The project leader was Antonio Albano, and many people have contributed their best in bringing the Galileo language to life: Maurizio Capaccioli, Luca Cardelli, Fosca Giannotti, Bruno Magnani, Maria Eugenia Occhiuto, Renzo Orsini, Dino Pedreschi, and Maria Letizia Sabatini.
The first implementation of Galileo was made by Renzo Orsini, Eugenia Occhiuto, Fosca Giannotti, and Dino Pedreschi starting from the Unix ML Interpreter written Luca Cardelli at the Edinburgh University. The implementation was a main memory one, and it was used for object database language education and for testing new database language features in the context of a statically typed language.
1986-1997 The Language Extensions [Full Bibliography]

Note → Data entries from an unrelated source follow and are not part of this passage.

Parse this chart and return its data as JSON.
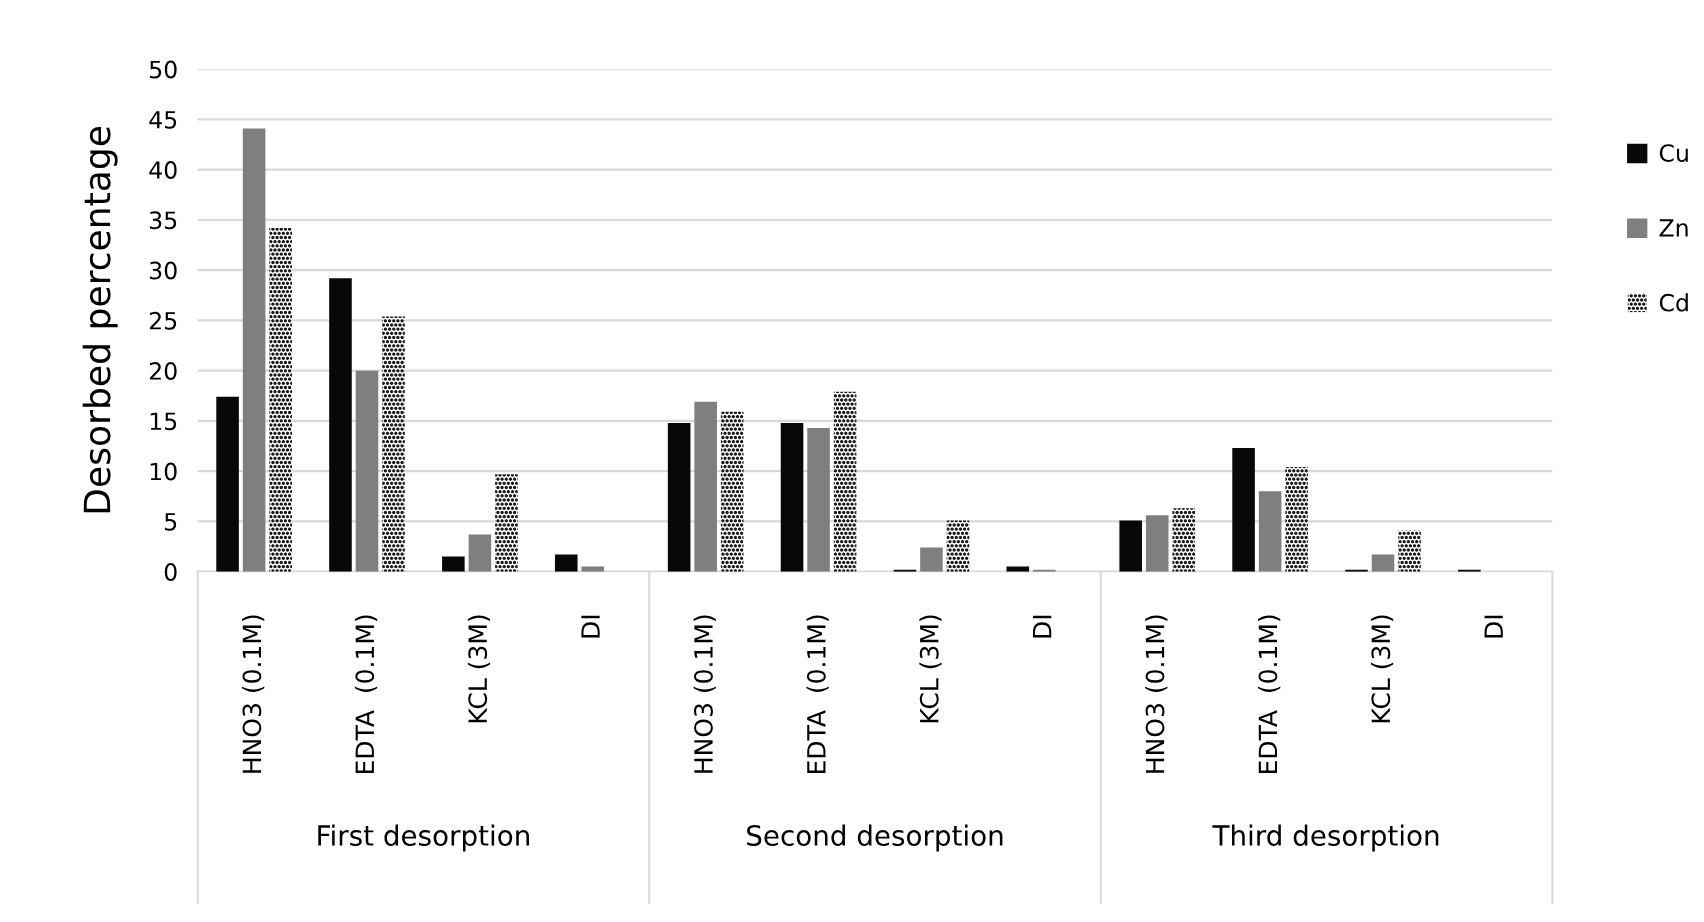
{
  "chart_data": {
    "type": "bar",
    "ylabel": "Desorbed percentage",
    "categories": [
      "HNO3 (0.1M)",
      "EDTA  (0.1M)",
      "KCL (3M)",
      "DI",
      "HNO3 (0.1M)",
      "EDTA  (0.1M)",
      "KCL (3M)",
      "DI",
      "HNO3 (0.1M)",
      "EDTA  (0.1M)",
      "KCL (3M)",
      "DI"
    ],
    "series": [
      {
        "name": "Cu",
        "color": "#080808",
        "values": [
          17.4,
          29.2,
          1.5,
          1.7,
          14.8,
          14.8,
          0.2,
          0.5,
          5.1,
          12.3,
          0.2,
          0.2
        ]
      },
      {
        "name": "Zn",
        "color": "#7f7f7f",
        "values": [
          44.1,
          20.0,
          3.7,
          0.5,
          16.9,
          14.3,
          2.4,
          0.2,
          5.6,
          8.0,
          1.7,
          0
        ]
      },
      {
        "name": "Cd",
        "color": "#1a1a1a",
        "values": [
          34.2,
          25.4,
          9.7,
          0,
          15.9,
          17.9,
          5.1,
          0,
          6.3,
          10.4,
          4.1,
          0
        ]
      }
    ],
    "annotations": [
      "First desorption",
      "Second desorption",
      "Third desorption"
    ],
    "ylim": [
      0,
      50
    ],
    "yticks": [
      0,
      5,
      10,
      15,
      20,
      25,
      30,
      35,
      40,
      45,
      50
    ],
    "grid": "y",
    "legend": "right"
  }
}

Since 1986, the language was extended with additional object-oriented features, in particular with mechanisms to model objects with roles and views. The result was the programming language Galileo 97.
The research project was supported in part by the Italian National Research Council (CNR) and by two ESPRIT BRAs in the area of Database Programming Languages. The project leader was Antonio Albano, and important contributions were made by a new member of the research group, Giorgio Ghelli, and by the students Giuseppe Antognoni, Roberto Bergamini, Carla Brasini, Diego Dellagiacoma, Milena Diotallevi, Luca Alfò, and Stefano Coluccini.
A new main-memory implementation of Galileo for personal computer was made by the students Milena Diotallevi and Gianluca Baratti, using the language Pascal on personal computers. The new implementation was initially simpler than the first one, but then it was extended by another student, Giuseppe Antognoni, with roles, views and polymorphism. The language has been used extensively in teaching university courses on databases.
The current distributed Galileo 97 implementation is maintained by Renzo Orsini.
The object role mechanism, together with new mechanisms to model relationships between object collections, and modules, were lately included into another object database language Fibonacci (1991-1998).